Anonymous sale; Sotheby's, London, 30 September 2009, lot 114, where purchased by the present owner.
Exhibited

Special Notice
Artist's Resale Right ("Droit de Suite"). Artist's Resale Right Regulations 2006 apply to this lot, the buyer agrees to pay us an amount equal to the resale royalty provided for in those Regulations, and we undertake to the buyer to pay such amount to the artist's collection agent.

Lot Essay

'...sometimes I just simply see the picture without having anything actually in front of me. I see it as a completed picture and that means that half the picture is done for me. I see it in colour and in shape' (Anne Repath talking in a BBC film about her paintings, 1961).

Painted circa 1947 Summer Gaiety is a beautiful example of Redpath's mature style, with expressive brushwork and a harmonious explosion of vibrant colours. Still life painting was particularly important to Redpath in the late 1940s and 1950s and almost half of her exhibits at this time were images of flowers in pots, vases and jugs or potted plants on table-tops with various objets d'art from her own collection. Terence Mullaly, the Daily Telegraph critic, on describing Anne Redpath's house, wrote: 'Colour and exuberance abounded: from the pottery cat to the putto supporting a table, it was gay and bright. I found it hard to know which was the more fascinating room - her studio or her kitchen. The one, its floor splattered with paint, had scattered about it, among the unfinished pictures, those props that recurred in her paintings. It was a veritable kaleidoscope of colour. But so, too, was the kitchen, a room at once joyous and utilitarian'.

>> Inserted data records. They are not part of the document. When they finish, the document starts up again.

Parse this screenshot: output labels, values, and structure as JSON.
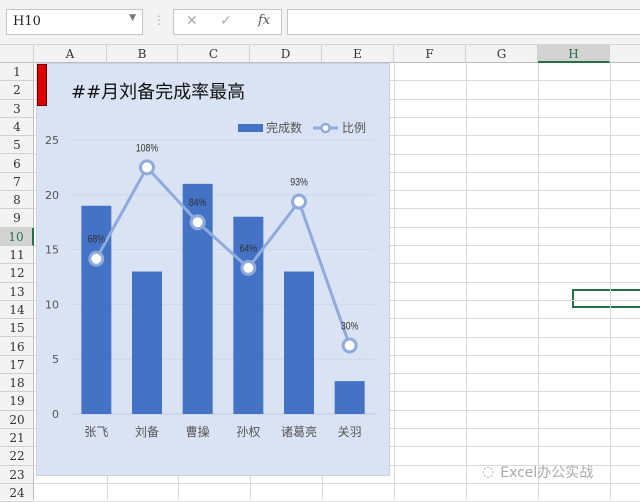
{
  "formula_bar": {
    "name_box": "H10",
    "cancel_icon": "✕",
    "confirm_icon": "✓",
    "fx_label": "fx",
    "formula": ""
  },
  "columns": [
    "A",
    "B",
    "C",
    "D",
    "E",
    "F",
    "G",
    "H"
  ],
  "rows": [
    "1",
    "2",
    "3",
    "4",
    "5",
    "6",
    "7",
    "8",
    "9",
    "10",
    "11",
    "12",
    "13",
    "14",
    "15",
    "16",
    "17",
    "18",
    "19",
    "20",
    "21",
    "22",
    "23",
    "24"
  ],
  "selected": {
    "column": "H",
    "row": "10"
  },
  "chart_data": {
    "type": "bar",
    "title": "##月刘备完成率最高",
    "categories": [
      "张飞",
      "刘备",
      "曹操",
      "孙权",
      "诸葛亮",
      "关羽"
    ],
    "series": [
      {
        "name": "完成数",
        "type": "bar",
        "values": [
          19,
          13,
          21,
          18,
          13,
          3
        ],
        "color": "#4472c4"
      },
      {
        "name": "比例",
        "type": "line",
        "axis": "secondary",
        "values": [
          0.68,
          1.08,
          0.84,
          0.64,
          0.93,
          0.3
        ],
        "labels": [
          "68%",
          "108%",
          "84%",
          "64%",
          "93%",
          "30%"
        ],
        "color": "#8faadc"
      }
    ],
    "ylim": [
      0,
      25
    ],
    "yticks": [
      "0",
      "5",
      "10",
      "15",
      "20",
      "25"
    ],
    "y2lim": [
      0,
      1.2
    ],
    "legend": "top-right",
    "grid": true
  },
  "watermark": "Excel办公实战"
}
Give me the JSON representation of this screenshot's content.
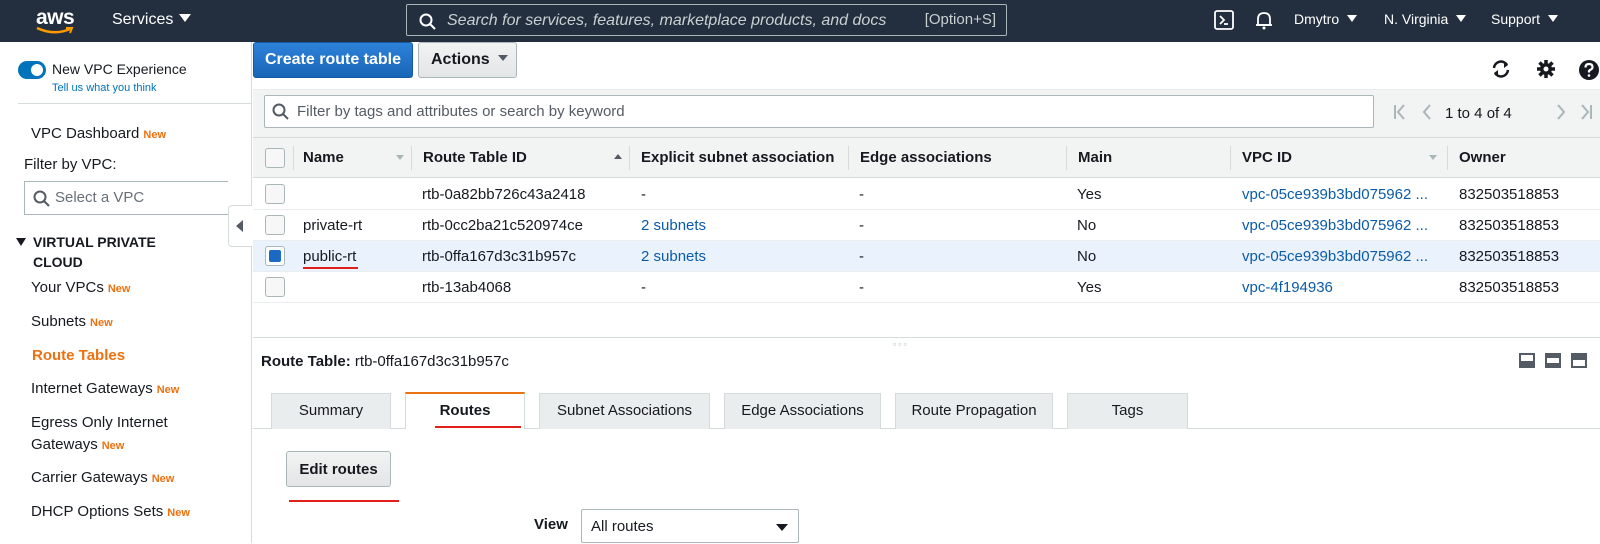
{
  "topnav": {
    "logo_text": "aws",
    "services_label": "Services",
    "search_placeholder": "Search for services, features, marketplace products, and docs",
    "search_shortcut": "[Option+S]",
    "user": "Dmytro",
    "region": "N. Virginia",
    "support": "Support",
    "icons": [
      "cloudshell-icon",
      "bell-icon"
    ]
  },
  "sidebar": {
    "toggle_label": "New VPC Experience",
    "tell_us": "Tell us what you think",
    "dashboard": {
      "label": "VPC Dashboard",
      "badge": "New"
    },
    "filter_label": "Filter by VPC:",
    "filter_placeholder": "Select a VPC",
    "section_title": "VIRTUAL PRIVATE CLOUD",
    "items": [
      {
        "label": "Your VPCs",
        "badge": "New"
      },
      {
        "label": "Subnets",
        "badge": "New"
      },
      {
        "label": "Route Tables",
        "badge": ""
      },
      {
        "label": "Internet Gateways",
        "badge": "New"
      },
      {
        "label": "Egress Only Internet Gateways",
        "badge": "New"
      },
      {
        "label": "Carrier Gateways",
        "badge": "New"
      },
      {
        "label": "DHCP Options Sets",
        "badge": "New"
      }
    ]
  },
  "toolbar": {
    "create_label": "Create route table",
    "actions_label": "Actions"
  },
  "filter": {
    "placeholder": "Filter by tags and attributes or search by keyword",
    "pagination": "1 to 4 of 4"
  },
  "table": {
    "columns": [
      "Name",
      "Route Table ID",
      "Explicit subnet association",
      "Edge associations",
      "Main",
      "VPC ID",
      "Owner"
    ],
    "rows": [
      {
        "name": "",
        "id": "rtb-0a82bb726c43a2418",
        "subnet": "-",
        "edge": "-",
        "main": "Yes",
        "vpc": "vpc-05ce939b3bd075962 ...",
        "owner": "832503518853",
        "selected": false
      },
      {
        "name": "private-rt",
        "id": "rtb-0cc2ba21c520974ce",
        "subnet": "2 subnets",
        "edge": "-",
        "main": "No",
        "vpc": "vpc-05ce939b3bd075962 ...",
        "owner": "832503518853",
        "selected": false
      },
      {
        "name": "public-rt",
        "id": "rtb-0ffa167d3c31b957c",
        "subnet": "2 subnets",
        "edge": "-",
        "main": "No",
        "vpc": "vpc-05ce939b3bd075962 ...",
        "owner": "832503518853",
        "selected": true
      },
      {
        "name": "",
        "id": "rtb-13ab4068",
        "subnet": "-",
        "edge": "-",
        "main": "Yes",
        "vpc": "vpc-4f194936",
        "owner": "832503518853",
        "selected": false
      }
    ]
  },
  "detail": {
    "label": "Route Table:",
    "value": "rtb-0ffa167d3c31b957c",
    "tabs": [
      "Summary",
      "Routes",
      "Subnet Associations",
      "Edge Associations",
      "Route Propagation",
      "Tags"
    ],
    "active_tab": "Routes",
    "edit_label": "Edit routes",
    "view_label": "View",
    "view_value": "All routes"
  },
  "colors": {
    "nav_bg": "#232f3e",
    "accent": "#ec7211",
    "primary": "#1c6ec7",
    "link": "#0b5ba8",
    "annotation": "#e0211a"
  }
}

Redpath's technique had long involved an 'all over' approach which disregarded perspective and instead concentrated on colour contrast and form. She was clearly influenced by Matisse, for whom colour and form were key, and his influence on her style is clear from her works in the first half of the 1940s. Redpath also saw a connection between her father's career as a tweed designer and her own use of colour. 'I do with a spot of red or yellow in a harmony of grey, what my father did in his tweed', and this is visible in the simple cloth on which the vase of flowers sit. Derek Clarke, a contemporary of Redpath's in the Hanover Street Group who met from 1947 until 1950, recalls Redpath's 'liveliness and concentration, walking back and forth, turning suddenly to spring a surprise on the image and catch it unawares, screwing up her eyes to diffuse the focus and generalise the image. She was at every stage concerned with the whole of the painting rather than concentrating on a small area'. This focus on the even treatment of the surface which was a prime concern of the abstract expressionists such as Jackson Pollock in America during the 1940s and 1950s is powerfully conveyed in Summer Gaiety. The vase full of flowers on the table appears to be viewed from a slightly elevated perspective. The table top, however, appears flattened as if it has been painted with a bird's eye view. Redpath cited the Italian Primitives as having a great influence on her work of this period and Summer Gaiety provides an interesting example of the extent to which their work informed her understanding of perspective. She would also have been familiar with Chagall's work from her time in France, furthermore they met in 1956, and it is possible to see an affinity with his floral still lifes, in both the perspective and the saturated use of colour she employed.